If you have bothered to look at my post you see that I said that on a small boat with low free board you do not have a problem of trim and balance (meaning that you can corect the trim with the engine if you need to and the balance you can distribute the weight round so that it does not lean on one side. - since I thought you are an expert in boats you will understand that but......... )
Now on a bigger boat is much more difficult to adjust all that (I expect that you will agree) and therefore you need trim tabs.
Cabin RIBS have high free board (and also speed is a factor but we will leave this out as we assume that the boats we are talking about do over 15 knots). Free board distance plays an important role in the boat leaning over in high winds and triming is of importance (triming means bow triming i.e. bow going up or down and balancing i.e. not leaning on either side - hope that I made this clear ).
What all means (what did you say your degree was on?? By the way for lessons on basic naval architecture and engineering try an HND course), is that the higher the boat the more exposed to the beam wind is and the more is pushed down on one side and the more uncomfortable the ride becomes so you need the trim tab to correct this as well as the bow ride.
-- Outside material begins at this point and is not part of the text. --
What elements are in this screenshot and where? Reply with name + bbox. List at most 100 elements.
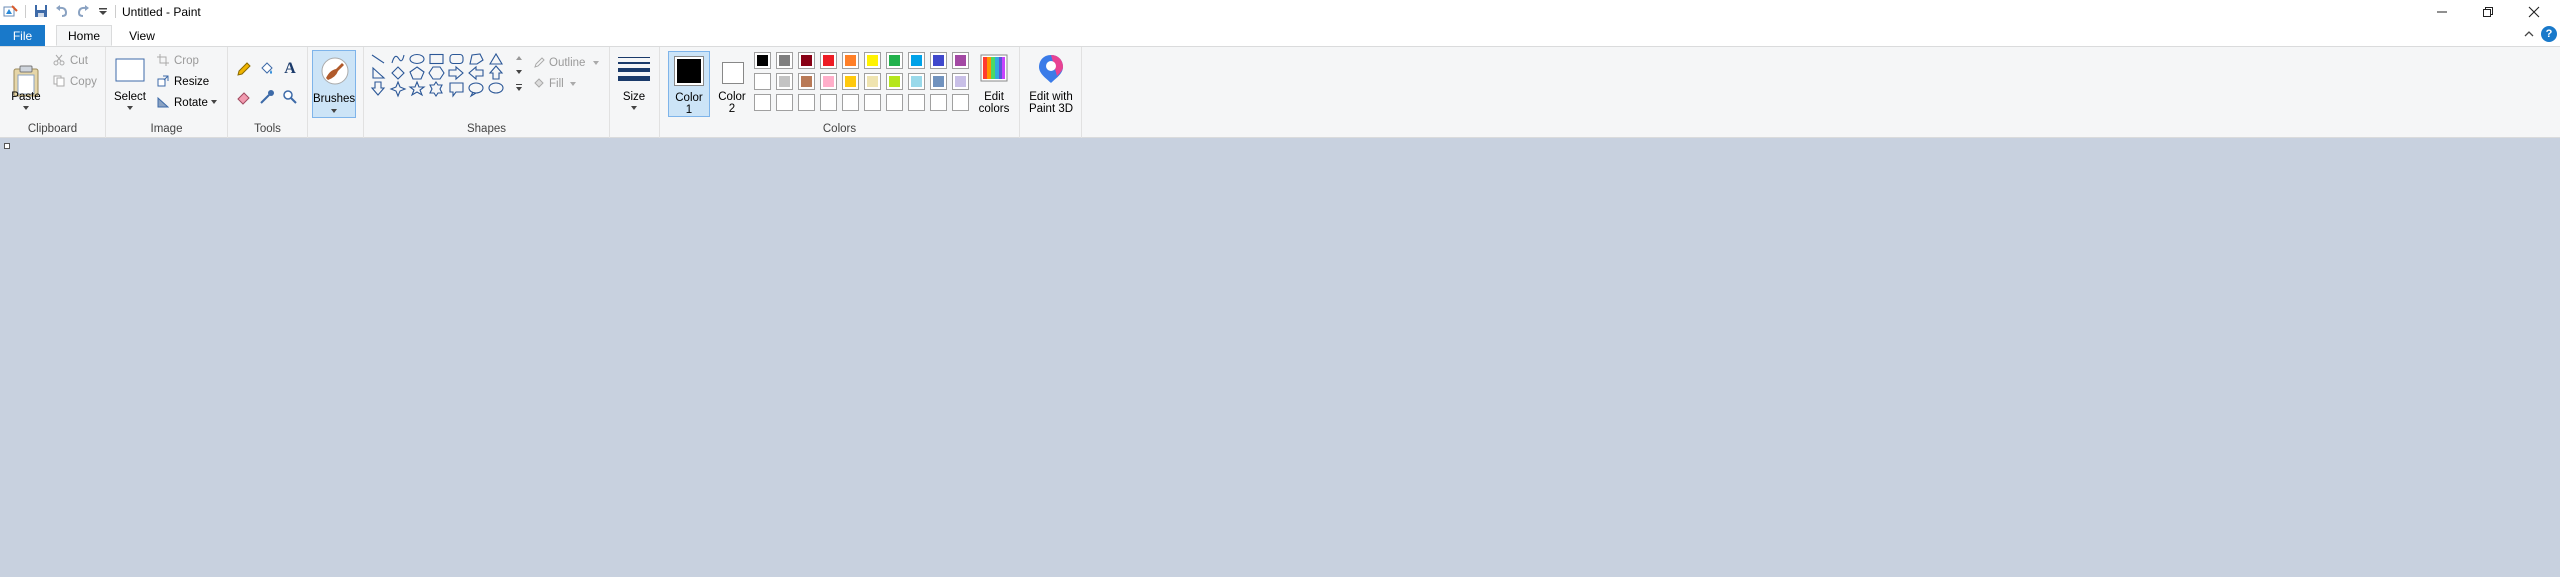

Boat manufactures who said this are too many to list (also it will help you to know that you should have a look in basic naval architecture and engineering books). I have also asked some UK boat manufactures too and trim tab manufactures.
You will be supprised to know that they all said that these are TOYZS FOR THE BOYZS (I think the expression fits the description of someone I have never met doesn't it DIRK?? )
On a small RIB (up to 7/8 mtrs) trim tabs are not of much use (no that high free board, low boat weight, easy to move things on the boat to correct trim (i.e. leaning left or right ), engine trim use etc etc )!!!

Now can we have a serious discussion in this forum??